The West Indies Brewery is becoming a habit – Jan, Noel, Ceu, Annie and Jane.

News update: Great arvo with the Seacocks but Bilge water was a bit of a disappointment – an ocker Aussie bloke reciting a Banjo Paterson’s poem “Clancy of the Overflow” (1889) to a puzzled crowd, before launching into the worst rendition ever of “Beds are Burning” by Midnight Oil. The Oils Peter Garrett will be in tears.

The Leaky Seacocks.

The dancers.

Bill (80 year old Aussie solo sailor) is a faster beer drinker than me.

Aargh! His bed is burning.

We rented a car for three days to explore the island. Our route took us up the east coast to visit Grenville, the Belmont Estate and the river Antoine Rum Distillery. We stopped in Sauteurs at the north of the island for lunch, before driving down the west coast to Gouyave, and turning inland to see some waterfalls and Grand Etang Lake. We managed to climb up to Fort George in St George’s, visit two museums and do shopping.

Church in Grenville.

Belmont Estate.

Annie and Kelly pointing out the cocoa fruits.

The east coast of Grenada – battered by the easterly winds.

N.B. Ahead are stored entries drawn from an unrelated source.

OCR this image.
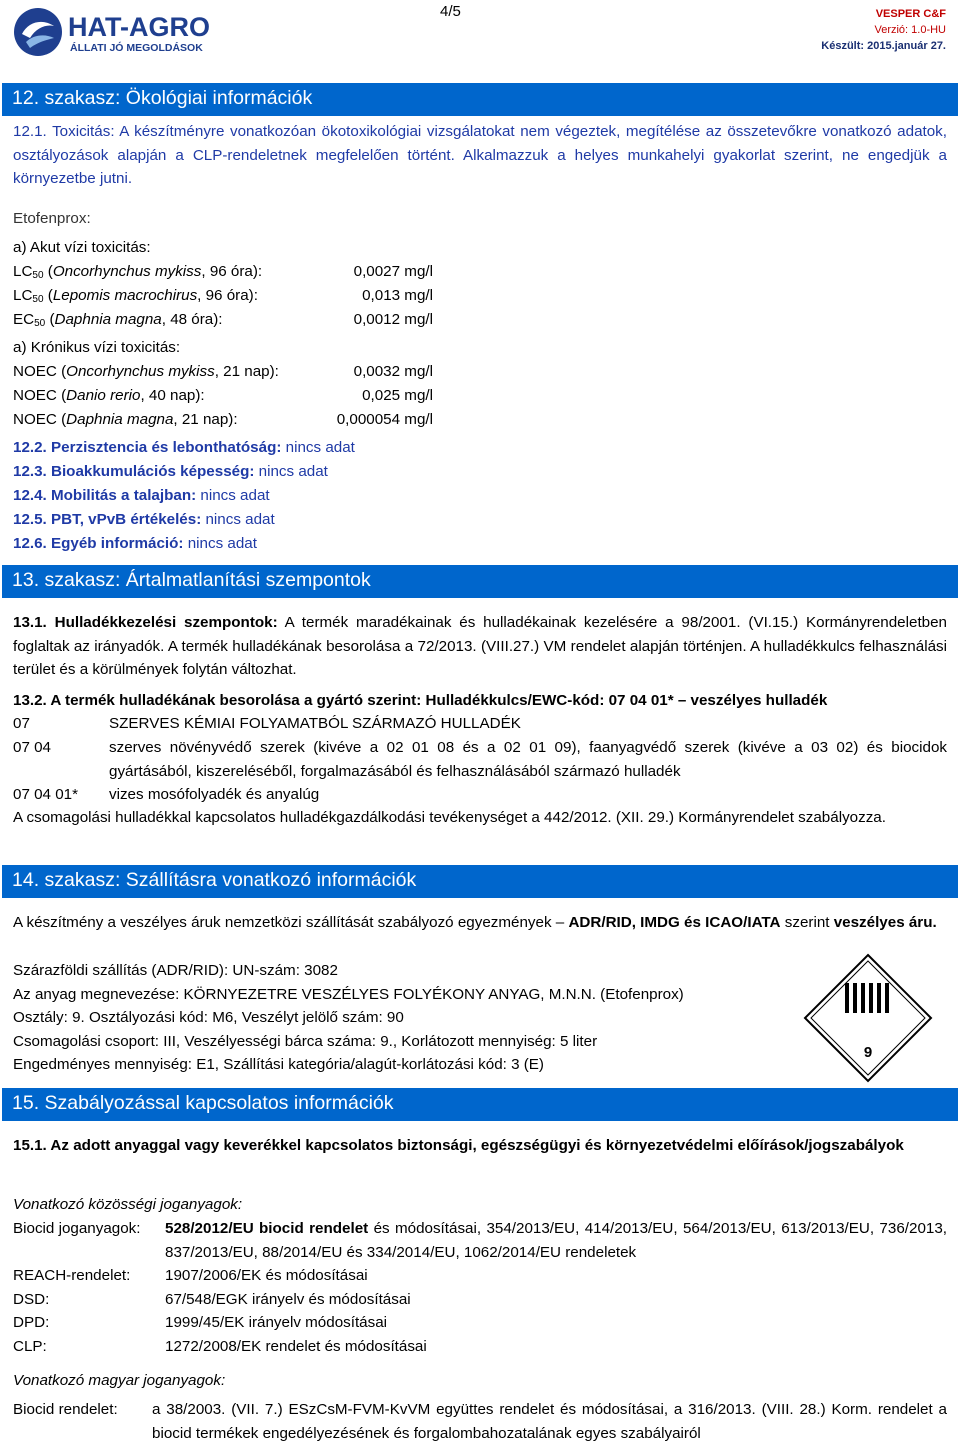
HAT-AGRO
ÁLLATI JÓ MEGOLDÁSOK
4/5	VESPER C&F
Verzió: 1.0-HU
Készült: 2015.január 27.
12. szakasz: Ökológiai információk
12.1. Toxicitás: A készítményre vonatkozóan ökotoxikológiai vizsgálatokat nem végeztek, megítélése az összetevőkre vonatkozó adatok, osztályozások alapján a CLP-rendeletnek megfelelően történt. Alkalmazzuk a helyes munkahelyi gyakorlat szerint, ne engedjük a környezetbe jutni.
Etofenprox:
a) Akut vízi toxicitás:
$LC_{50}$ (Oncorhynchus mykiss, 96 óra):	0,0027 mg/l
$LC_{50}$ (Lepomis macrochirus, 96 óra):	0,013 mg/l
$EC_{50}$ (Daphnia magna, 48 óra):	0,0012 mg/l
a) Krónikus vízi toxicitás:
NOEC (Oncorhynchus mykiss, 21 nap):	0,0032 mg/l
NOEC (Danio rerio, 40 nap):	0,025 mg/l
NOEC (Daphnia magna, 21 nap):	0,000054 mg/l
12.2. Perzisztencia és lebonthatóság: nincs adat
12.3. Bioakkumulációs képesség: nincs adat
12.4. Mobilitás a talajban: nincs adat
12.5. PBT, vPvB értékelés: nincs adat
12.6. Egyéb információ: nincs adat
13. szakasz: Ártalmatlanítási szempontok
13.1. Hulladékkezelési szempontok: A termék maradékainak és hulladékainak kezelésére a 98/2001. (VI.15.) Kormányrendeletben foglaltak az irányadók. A termék hulladékának besorolása a 72/2013. (VIII.27.) VM rendelet alapján történjen. A hulladékkulcs felhasználási terület és a körülmények folytán változhat.
13.2. A termék hulladékának besorolása a gyártó szerint: Hulladékkulcs/EWC-kód: 07 04 01* – veszélyes hulladék
07	SZERVES KÉMIAI FOLYAMATBÓL SZÁRMAZÓ HULLADÉK
07 04	szerves növényvédő szerek (kivéve a 02 01 08 és a 02 01 09), faanyagvédő szerek (kivéve a 03 02) és biocidok gyártásából, kiszereléséből, forgalmazásából és felhasználásából származó hulladék
07 04 01* vizes mosófolyadék és anyalúg
A csomagolási hulladékkal kapcsolatos hulladékgazdálkodási tevékenységet a 442/2012. (XII. 29.) Kormányrendelet szabályozza.
14. szakasz: Szállításra vonatkozó információk
A készítmény a veszélyes áruk nemzetközi szállítását szabályozó egyezmények – ADR/RID, IMDG és ICAO/IATA szerint veszélyes áru.
Szárazföldi szállítás (ADR/RID): UN-szám: 3082
Az anyag megnevezése: KÖRNYEZETRE VESZÉLYES FOLYÉKONY ANYAG, M.N.N. (Etofenprox)
Osztály: 9. Osztályozási kód: M6, Veszélyt jelölő szám: 90
Csomagolási csoport: III, Veszélyességi bárca száma: 9., Korlátozott mennyiség: 5 liter
Engedményes mennyiség: E1, Szállítási kategória/alagút-korlátozási kód: 3 (E)
9
15. Szabályozással kapcsolatos információk
15.1. Az adott anyaggal vagy keverékkel kapcsolatos biztonsági, egészségügyi és környezetvédelmi előírások/jogszabályok
Vonatkozó közösségi joganyagok:
Biocid joganyagok: 528/2012/EU biocid rendelet és módosításai, 354/2013/EU, 414/2013/EU, 564/2013/EU, 613/2013/EU, 736/2013, 837/2013/EU, 88/2014/EU és 334/2014/EU, 1062/2014/EU rendeletek
REACH-rendelet: 1907/2006/EK és módosításai
DSD:	67/548/EGK irányelv és módosításai
DPD:	1999/45/EK irányelv módosításai
CLP:	1272/2008/EK rendelet és módosításai
Vonatkozó magyar joganyagok:
Biocid rendelet: a 38/2003. (VII. 7.) ESzCsM-FVM-KvVM együttes rendelet és módosításai, a 316/2013. (VIII. 28.) Korm. rendelet a biocid termékek engedélyezésének és forgalombahozatalának egyes szabályairól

Buying fruit and veg next to the road.

Downtown St George’s.

Walking up to Fort George.

Old gun emplacements at the top.

View down to Port Louis Marina.

On the 31st October we sailed from Secret Harbour to St George’s to meet up with some friends at the Victory Bar in Port Louis marina. Saturday night is their music night and we enjoyed good music and good food.

A great duo – this young guy on steel drum and the lady called “The Voice”

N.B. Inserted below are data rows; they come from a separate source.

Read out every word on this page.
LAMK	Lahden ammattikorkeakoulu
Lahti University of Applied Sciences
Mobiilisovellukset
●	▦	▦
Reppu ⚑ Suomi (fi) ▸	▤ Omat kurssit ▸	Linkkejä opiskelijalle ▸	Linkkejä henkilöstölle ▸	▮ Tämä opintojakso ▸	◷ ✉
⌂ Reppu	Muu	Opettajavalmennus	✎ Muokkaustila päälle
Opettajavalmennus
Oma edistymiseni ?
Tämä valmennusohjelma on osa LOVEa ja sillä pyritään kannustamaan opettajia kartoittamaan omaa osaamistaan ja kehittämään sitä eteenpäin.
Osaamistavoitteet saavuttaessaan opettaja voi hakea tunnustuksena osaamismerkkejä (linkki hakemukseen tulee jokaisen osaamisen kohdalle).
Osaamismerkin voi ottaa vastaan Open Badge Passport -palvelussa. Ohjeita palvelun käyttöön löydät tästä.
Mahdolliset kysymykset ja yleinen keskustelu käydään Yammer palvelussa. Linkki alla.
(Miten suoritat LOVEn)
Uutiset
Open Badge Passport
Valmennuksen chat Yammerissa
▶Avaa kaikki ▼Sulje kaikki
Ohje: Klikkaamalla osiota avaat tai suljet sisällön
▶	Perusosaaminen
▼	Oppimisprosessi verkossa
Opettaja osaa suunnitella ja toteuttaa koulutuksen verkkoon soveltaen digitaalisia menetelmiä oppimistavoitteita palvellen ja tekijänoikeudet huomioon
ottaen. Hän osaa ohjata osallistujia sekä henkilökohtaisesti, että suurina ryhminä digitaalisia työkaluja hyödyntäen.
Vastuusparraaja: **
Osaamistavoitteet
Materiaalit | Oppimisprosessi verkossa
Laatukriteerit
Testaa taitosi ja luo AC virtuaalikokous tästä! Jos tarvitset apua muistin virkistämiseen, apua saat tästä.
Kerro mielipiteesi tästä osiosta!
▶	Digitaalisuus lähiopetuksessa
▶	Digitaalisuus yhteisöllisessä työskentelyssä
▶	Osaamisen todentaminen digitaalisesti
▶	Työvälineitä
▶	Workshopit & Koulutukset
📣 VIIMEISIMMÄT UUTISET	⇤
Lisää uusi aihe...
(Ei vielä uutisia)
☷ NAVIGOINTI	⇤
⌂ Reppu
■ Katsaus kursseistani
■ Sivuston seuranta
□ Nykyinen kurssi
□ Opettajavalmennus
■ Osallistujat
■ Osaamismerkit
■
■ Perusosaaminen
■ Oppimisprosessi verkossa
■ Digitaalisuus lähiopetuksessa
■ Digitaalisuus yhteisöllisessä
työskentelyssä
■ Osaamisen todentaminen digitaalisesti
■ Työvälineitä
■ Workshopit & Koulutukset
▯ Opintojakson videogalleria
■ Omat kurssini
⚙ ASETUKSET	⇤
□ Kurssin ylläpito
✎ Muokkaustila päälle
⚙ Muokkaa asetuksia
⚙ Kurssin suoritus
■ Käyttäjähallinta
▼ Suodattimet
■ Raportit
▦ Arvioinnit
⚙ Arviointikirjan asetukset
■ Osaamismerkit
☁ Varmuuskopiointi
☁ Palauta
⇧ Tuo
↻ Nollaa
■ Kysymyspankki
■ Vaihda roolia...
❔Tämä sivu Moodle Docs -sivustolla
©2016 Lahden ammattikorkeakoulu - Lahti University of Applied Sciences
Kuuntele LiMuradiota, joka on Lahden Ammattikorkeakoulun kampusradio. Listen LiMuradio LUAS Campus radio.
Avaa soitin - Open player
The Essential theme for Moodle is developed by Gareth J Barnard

During our Sunday morning walk along Grande Anse beach, it started raining and continued bucketing down through the afternoon and night. The next morning we set sail for Carriacou Island, (Part of Grenada, about 30 nm to the North) and anchored halfway there at Corn Store Bay on Ronde Island. The next day we had a wet sail in a howling wind and anchored in Tyrell Bay in the south of Carriacou.

Grande Anse beach before the rain deluge.

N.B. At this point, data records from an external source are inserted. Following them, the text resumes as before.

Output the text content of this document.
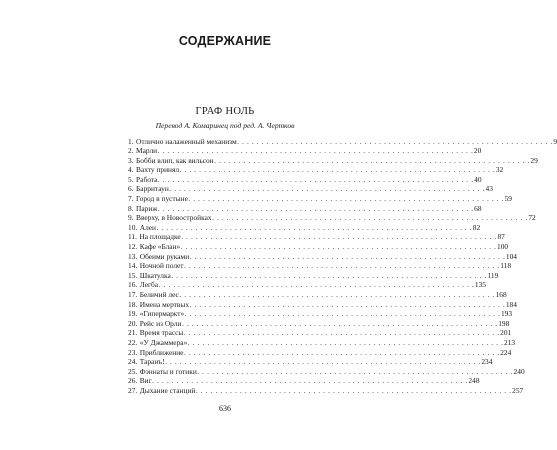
СОДЕРЖАНИЕ
ГРАФ НОЛЬ
Перевод А. Комаринец под ред. А. Чертков
1. Отлично налаженный механизм . . . . . . . . . . . . . . . . . . . . . . . . . . . . . . . . . . . . . . . . . . . . . . . . . . . . . . . . . . . . . . . . . 9
2. Марли . . . . . . . . . . . . . . . . . . . . . . . . . . . . . . . . . . . . . . . . . . . . . . . . . . . . . . . . . . . . . . . . . 20
3. Бобби влип, как вильсон . . . . . . . . . . . . . . . . . . . . . . . . . . . . . . . . . . . . . . . . . . . . . . . . . . . . . . . . . . . . . . . . . 29
4. Вахту принял . . . . . . . . . . . . . . . . . . . . . . . . . . . . . . . . . . . . . . . . . . . . . . . . . . . . . . . . . . . . . . . . . 32
5. Работа . . . . . . . . . . . . . . . . . . . . . . . . . . . . . . . . . . . . . . . . . . . . . . . . . . . . . . . . . . . . . . . . . 40
6. Барритаун . . . . . . . . . . . . . . . . . . . . . . . . . . . . . . . . . . . . . . . . . . . . . . . . . . . . . . . . . . . . . . . . . 43
7. Город в пустыне . . . . . . . . . . . . . . . . . . . . . . . . . . . . . . . . . . . . . . . . . . . . . . . . . . . . . . . . . . . . . . . . . 59
8. Париж . . . . . . . . . . . . . . . . . . . . . . . . . . . . . . . . . . . . . . . . . . . . . . . . . . . . . . . . . . . . . . . . . 68
9. Вверху, в Новостройках . . . . . . . . . . . . . . . . . . . . . . . . . . . . . . . . . . . . . . . . . . . . . . . . . . . . . . . . . . . . . . . . . 72
10. Ален . . . . . . . . . . . . . . . . . . . . . . . . . . . . . . . . . . . . . . . . . . . . . . . . . . . . . . . . . . . . . . . . . 82
11. На площадке . . . . . . . . . . . . . . . . . . . . . . . . . . . . . . . . . . . . . . . . . . . . . . . . . . . . . . . . . . . . . . . . . 87
12. Кафе «Блан» . . . . . . . . . . . . . . . . . . . . . . . . . . . . . . . . . . . . . . . . . . . . . . . . . . . . . . . . . . . . . . . . . 100
13. Обеими руками . . . . . . . . . . . . . . . . . . . . . . . . . . . . . . . . . . . . . . . . . . . . . . . . . . . . . . . . . . . . . . . . . 104
14. Ночной полет . . . . . . . . . . . . . . . . . . . . . . . . . . . . . . . . . . . . . . . . . . . . . . . . . . . . . . . . . . . . . . . . . 118
15. Шкатулка . . . . . . . . . . . . . . . . . . . . . . . . . . . . . . . . . . . . . . . . . . . . . . . . . . . . . . . . . . . . . . . . . 119
16. Легба . . . . . . . . . . . . . . . . . . . . . . . . . . . . . . . . . . . . . . . . . . . . . . . . . . . . . . . . . . . . . . . . . 135
17. Беличий лес . . . . . . . . . . . . . . . . . . . . . . . . . . . . . . . . . . . . . . . . . . . . . . . . . . . . . . . . . . . . . . . . . 168
18. Имена мертвых . . . . . . . . . . . . . . . . . . . . . . . . . . . . . . . . . . . . . . . . . . . . . . . . . . . . . . . . . . . . . . . . . 184
19. «Гипермаркт» . . . . . . . . . . . . . . . . . . . . . . . . . . . . . . . . . . . . . . . . . . . . . . . . . . . . . . . . . . . . . . . . . 193
20. Рейс из Орли . . . . . . . . . . . . . . . . . . . . . . . . . . . . . . . . . . . . . . . . . . . . . . . . . . . . . . . . . . . . . . . . . 198
21. Время трассы . . . . . . . . . . . . . . . . . . . . . . . . . . . . . . . . . . . . . . . . . . . . . . . . . . . . . . . . . . . . . . . . . 201
22. «У Джаммера» . . . . . . . . . . . . . . . . . . . . . . . . . . . . . . . . . . . . . . . . . . . . . . . . . . . . . . . . . . . . . . . . . 213
23. Приближение . . . . . . . . . . . . . . . . . . . . . . . . . . . . . . . . . . . . . . . . . . . . . . . . . . . . . . . . . . . . . . . . . 224
24. Таранъ! . . . . . . . . . . . . . . . . . . . . . . . . . . . . . . . . . . . . . . . . . . . . . . . . . . . . . . . . . . . . . . . . . 234
25. Фэннаты и готики . . . . . . . . . . . . . . . . . . . . . . . . . . . . . . . . . . . . . . . . . . . . . . . . . . . . . . . . . . . . . . . . . 240
26. Виг . . . . . . . . . . . . . . . . . . . . . . . . . . . . . . . . . . . . . . . . . . . . . . . . . . . . . . . . . . . . . . . . . 248
27. Дыхание станций . . . . . . . . . . . . . . . . . . . . . . . . . . . . . . . . . . . . . . . . . . . . . . . . . . . . . . . . . . . . . . . . . 257
636
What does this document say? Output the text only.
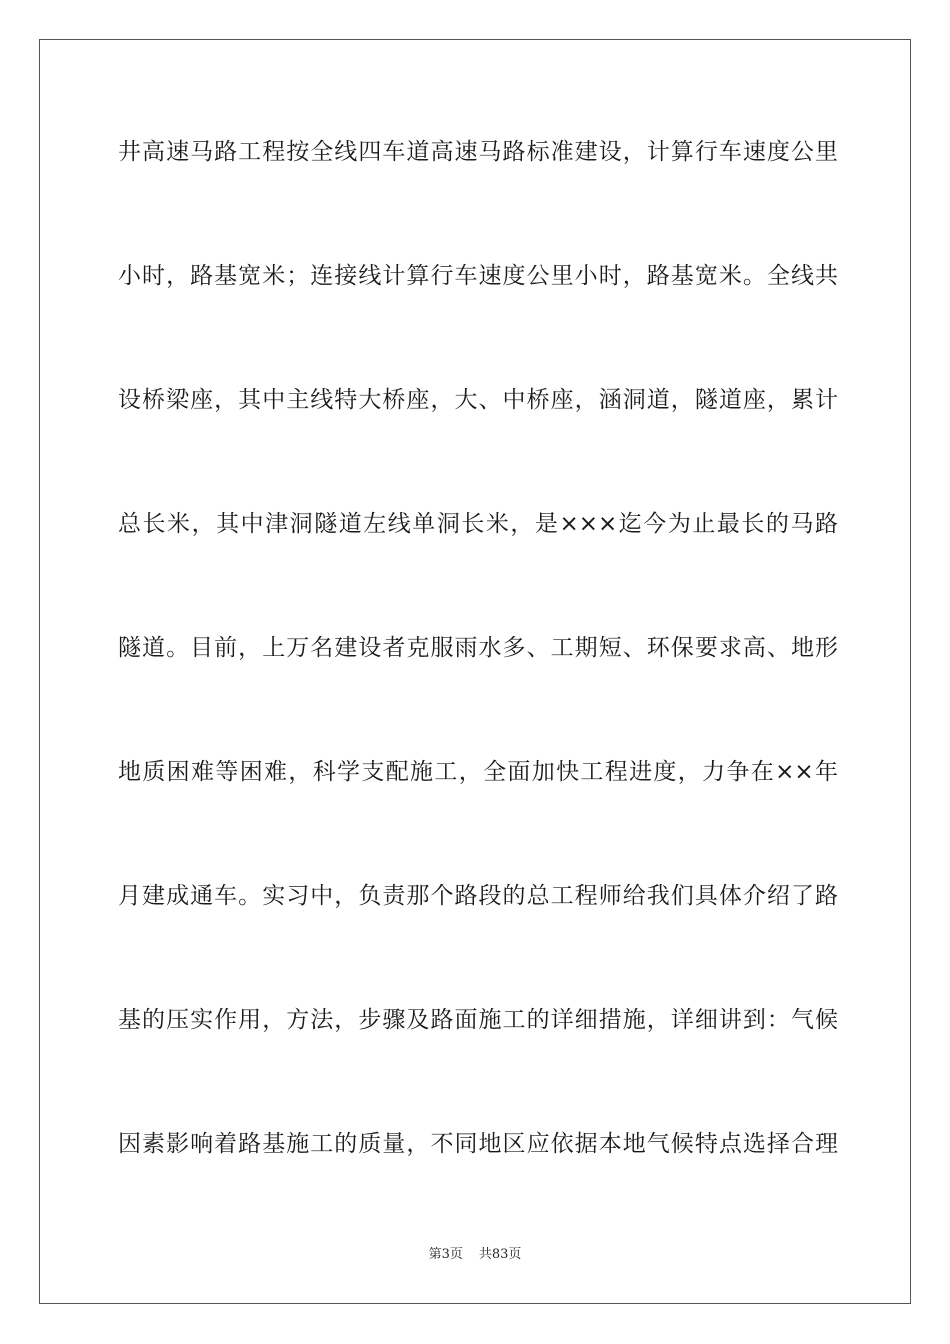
井高速马路工程按全线四车道高速马路标准建设，计算行车速度公里
小时，路基宽米；连接线计算行车速度公里小时，路基宽米。全线共
设桥梁座，其中主线特大桥座，大、中桥座，涵洞道，隧道座，累计
总长米，其中津洞隧道左线单洞长米，是×××迄今为止最长的马路
隧道。目前，上万名建设者克服雨水多、工期短、环保要求高、地形
地质困难等困难，科学支配施工，全面加快工程进度，力争在××年
月建成通车。实习中，负责那个路段的总工程师给我们具体介绍了路
基的压实作用，方法，步骤及路面施工的详细措施，详细讲到：气候
因素影响着路基施工的质量，不同地区应依据本地气候特点选择合理
第3页 共83页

Tyrrel Bay offered us the opportunity to explore the town and get rid of our trash, before we sailed to Anse La Roche for lunch the next day. We anchored overnight in Hillsborough, the main town and had our hair cut the next day. On the way back to Tyrrel Bay, we stopped for lunch at Paradise Beach, opposite Sandy Island.

Beautiful Anse La Roche bay with Tim’s beach bar.

Hillsborough jetty.

Hillsborough town.

Paradise Beach.

Sandy Island.

Armin Stauch, a fellow sailor who kindly included a part for us in his order from the US, sent us a text to say our new Suzuki outboard propellor had arrived in St George’s. So, on Friday the 6th November we sailed back to Grenada to collect the prop and checked out with Customs on Saturday morning. We will set sail for Curacao at 4pm this arvo for the two day and 14 hour crossing – looking forward to do some distance again. We will update you on the ABC islands in our next post. Stay safe and be happy!

Tyrrel Bay: Machineel tree warning – seen all over the Caribbean.

Tyrrel Bay: A design from Popular Mechanics.

Finally, some news from our girls: Karen, with her punishing hours as an orthopaedic surgery registrar, still finds time to do a masters degree in surgical education. With her colleague Sav, they have become published authors. Michelle, seems to have found a work/play balance, and have climbed Rabual volcano in PNG with some friends.

Work: A food security advisor and a gender advisor walk miles in the rain and mud through remote Western Province PNG wondering where this job will take them next.

Play: Michelle at Kokopo island, with Rabual volcano in the background.